Laut den Plänen sind alle Geräte: WGT, PTC und Heizgeräte und auch Speicher über den Heizungszähler angeschlossen. Macht anders ja auch keinen Sinn. Die PTC sind in der Regel aus.
Wir haben im Wohnzimmer einen Ofen, wenn die Temperatur im Wohnzimmer hoch genug ist machen wir die Wohnzimmertür auf und lassen die Wärme in den Rest vom Haus. Wir haben auch den neuen Sole-Erdwärmetauscher, der bringt bei 10Grad Aussentemperatur immerhin noch 0 Grad Lufteinlass Temperatur.
Wir haben ein WDH ISO+ .

Enrico
von Frank Schmitt
13. Dec 2010, 14:43
@Jochen
Hängt u.a. auch vom Versorger ab was er gestattet (bezüglich 2. Zähler WP).

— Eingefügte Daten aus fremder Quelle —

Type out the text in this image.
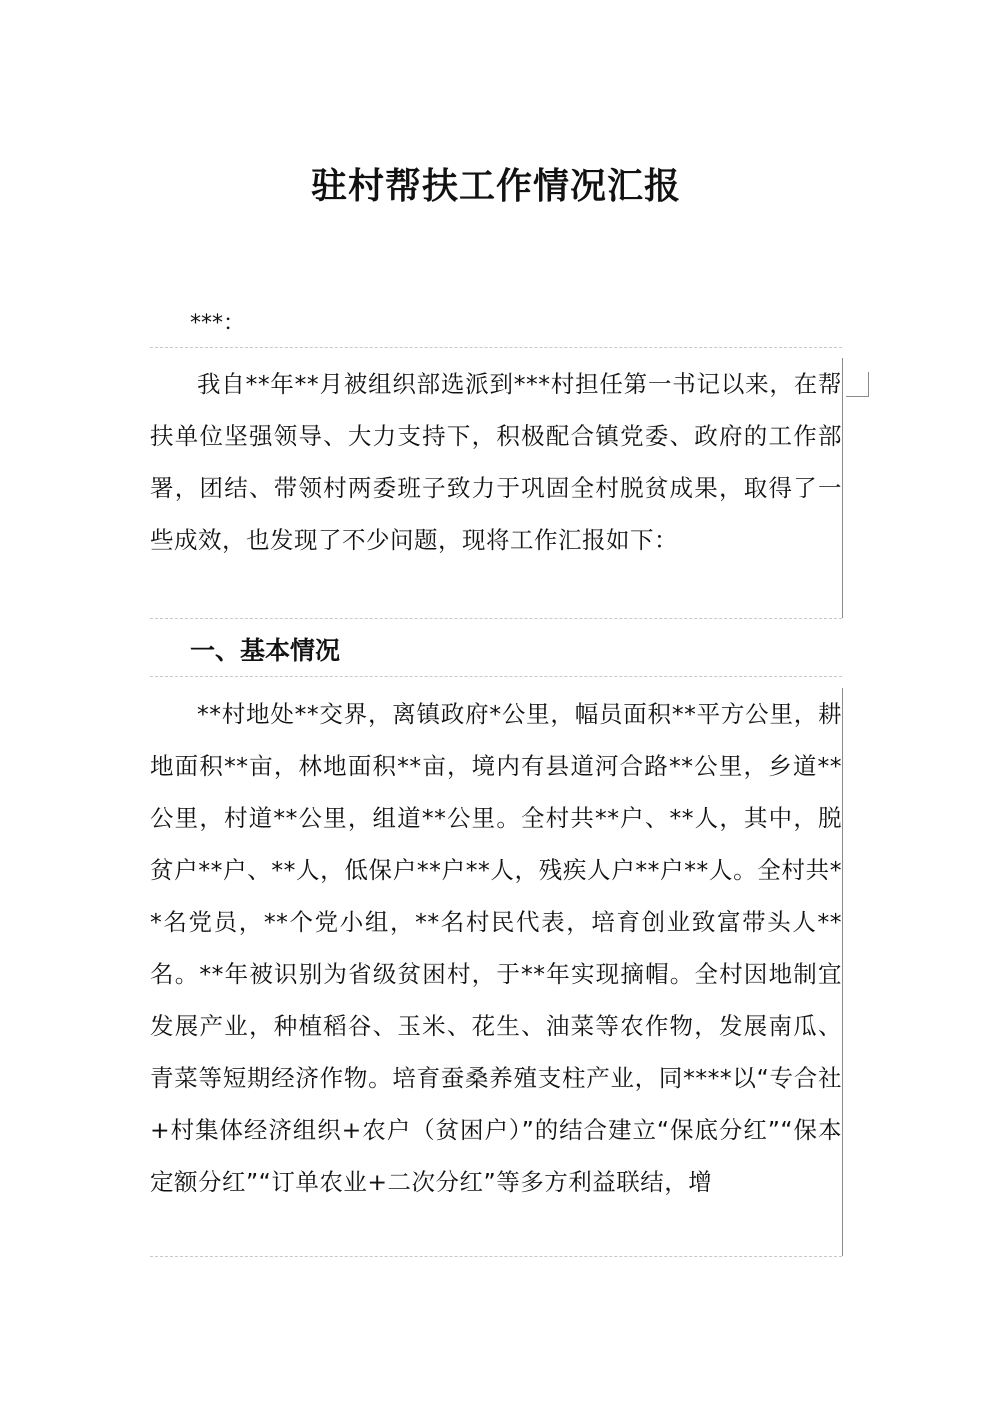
驻村帮扶工作情况汇报

***：

我自**年**月被组织部选派到***村担任第一书记以来，在帮扶单位坚强领导、大力支持下，积极配合镇党委、政府的工作部署，团结、带领村两委班子致力于巩固全村脱贫成果，取得了一些成效，也发现了不少问题，现将工作汇报如下：

一、基本情况

**村地处**交界，离镇政府*公里，幅员面积**平方公里，耕地面积**亩，林地面积**亩，境内有县道河合路**公里，乡道**公里，村道**公里，组道**公里。全村共**户、**人，其中，脱贫户**户、**人，低保户**户**人，残疾人户**户**人。全村共**名党员，**个党小组，**名村民代表，培育创业致富带头人**名。**年被识别为省级贫困村，于**年实现摘帽。全村因地制宜发展产业，种植稻谷、玉米、花生、油菜等农作物，发展南瓜、青菜等短期经济作物。培育蚕桑养殖支柱产业，同****以“专合社+村集体经济组织+农户（贫困户）”的结合建立“保底分红”“保本定额分红”“订单农业+二次分红”等多方利益联结，增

Und sollte er dann alles gestatten muss einem auch bewusst sein das wenn alles am 2. Zähler hängt und der unter Auflagen wie z.B. 3 pro 24h für jeweils 2 Stunden ohne Strom. ....
das dann Möglichweise der Heizstab fürs Warmwasser auch kein Power hat oder auch z.B. das Direktheizgerät im Bad. Wenn einem das alles bewusst ist dann steht dem nichts im Wege außer ein Fachelektriker der das dann falls nicht geschehen anklemmt.
von Jochen
12. Dec 2010, 18:26
Hallo,
mich würde einmal interessieren wie im allgemeinen die Stromzähler und Wärmeverbraucher verklemmt sind. Wir bewohnen ein WDH ISO +, altes KFW 40 Haus.
Bei uns ist es so, das die PTC und die Direktheizkörper am Normalstromzähler angeschlossen sind.
Die WGT und die Warmwasser-WP hängen am Wärmepumpenstromzähler.
J
etzt habe ich aber interpretiert, das bei manchen Bauherren alle Wärmeerzeugenden Anlagen am Wärmepumpenstromzähler angeschlossen sind. Also PTC und Direktheizkörper ebenfalls am Wärmepumpenstrom hängen. Da dies bei mir nicht der Fall ist, bin ich etwas schockiert.

Ich wäre sehr dankbar wenn ich ein Feedback erhalten würde wie das bei Ihnen allen geklemmt ist!?